How important is an identity when it comes to the success of a team? Does a team need a skill or trait that sets them apart from the others in order to be a winning franchise? What is the identity of the Minnesota Timberwolves? These are questions I have been pondering as of late as I walk the four blocks from my apartment to school every day, and it is a fun mental exercise (at least to me) that helps take my mind off of classes.
The Golden State Warriors are known for their fast pace, analytically perfect offense and copious amounts of swag. The San Antonio Spurs are known for their defense that is more suffocating than the vacuum of space as well as their fundamental perfection. The Minnesota Timberwolves are known for...being young and individually talented, but unsuccessful in their pursuit of victory?
Aside from their young talent, the Wolves don't really boast anything that sets them apart from the rest of the league. Is having that trait, that identifying skill, necessary for success in a championship contending sense? Maybe, maybe not, but the Wolves find themselves in the unique position to be able to choose their identity, something very few teams have the opportunity to do.
The Warriors had this opportunity after drafting Steph Curry. Ultimately, they decided to build the team around Curry and place their focus on becoming an offensive blitzkrieg that rained 3's and ran their opponents into the ground. The Bulls had this opportunity when Tom Thibodeau was at the helm and they decided to focus their efforts on becoming one of the best defenses in the league annually.
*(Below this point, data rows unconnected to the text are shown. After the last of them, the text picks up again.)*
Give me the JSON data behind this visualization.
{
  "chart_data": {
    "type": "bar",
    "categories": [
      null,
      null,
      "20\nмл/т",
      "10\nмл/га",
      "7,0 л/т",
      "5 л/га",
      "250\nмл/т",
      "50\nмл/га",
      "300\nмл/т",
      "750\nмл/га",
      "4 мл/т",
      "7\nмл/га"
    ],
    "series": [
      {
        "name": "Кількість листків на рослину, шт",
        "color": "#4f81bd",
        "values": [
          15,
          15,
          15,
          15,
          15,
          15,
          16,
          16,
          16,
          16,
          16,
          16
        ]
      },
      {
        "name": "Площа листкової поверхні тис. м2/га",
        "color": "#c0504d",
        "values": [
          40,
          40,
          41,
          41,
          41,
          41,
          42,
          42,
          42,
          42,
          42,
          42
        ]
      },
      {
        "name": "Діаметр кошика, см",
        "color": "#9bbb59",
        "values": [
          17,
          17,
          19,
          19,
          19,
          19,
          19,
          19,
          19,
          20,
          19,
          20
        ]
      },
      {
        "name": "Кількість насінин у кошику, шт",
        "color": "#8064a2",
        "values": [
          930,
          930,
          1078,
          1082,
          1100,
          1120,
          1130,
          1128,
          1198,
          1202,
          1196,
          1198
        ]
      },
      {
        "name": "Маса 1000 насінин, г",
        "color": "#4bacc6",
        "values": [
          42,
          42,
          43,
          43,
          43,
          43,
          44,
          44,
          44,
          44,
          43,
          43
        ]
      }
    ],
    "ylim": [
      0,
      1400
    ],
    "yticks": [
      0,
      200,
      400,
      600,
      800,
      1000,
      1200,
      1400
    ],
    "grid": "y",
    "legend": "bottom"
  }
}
However, this begs the question: who is more responsible for the identity of a team - the coach and his/her philosophy or the players? In other words, do the players conform to the coach or does the coach conform to the players? The reality is that most likely a little bit of both is going on and this is a discussion that is probably best saved for another day. But the team in Minnesota is lucky in that they are in a position in which they are comprised of an amalgam of young talent that could be molded in any number of ways. The Wolves' top three players (Ricky Rubio, Karl-Anthony Towns, and Andrew Wiggins) are skilled both offensively and defensively, so should a coach decide to become a top ten team in either area, it can happen. All the team needs is a coach to guide them towards an identity, maybe a few roster moves to shore up some holes, and a little time to ripen.
But finding the right coach and making the right moves can't occur without first finding the right general manager. Is current GM Milt Newton the right guy? Who knows; we aren't really sure how much Newton should be credited for the current state of the Wolves and how much should be given to the late Flip Saunders. What is important, though, is deciding if Newton is the right guy for the job and, if not, making a change sooner rather than later.
So really, the quest for an identity begins with the general manager and then trickles down to the coach and players (Eric touched on this in his piece from earlier this week that can be found here). As of right now, the Wolves are an amorphous blob of athleticism and potential, just waiting for the right collection of higher ups to help form them into something a little more ... morphus. It doesn't really matter at this point if that something is offensively or defensively oriented or some combination of the two, but was does matter is that an organizational infrastructure that will guide the team towards tangible success is created soon.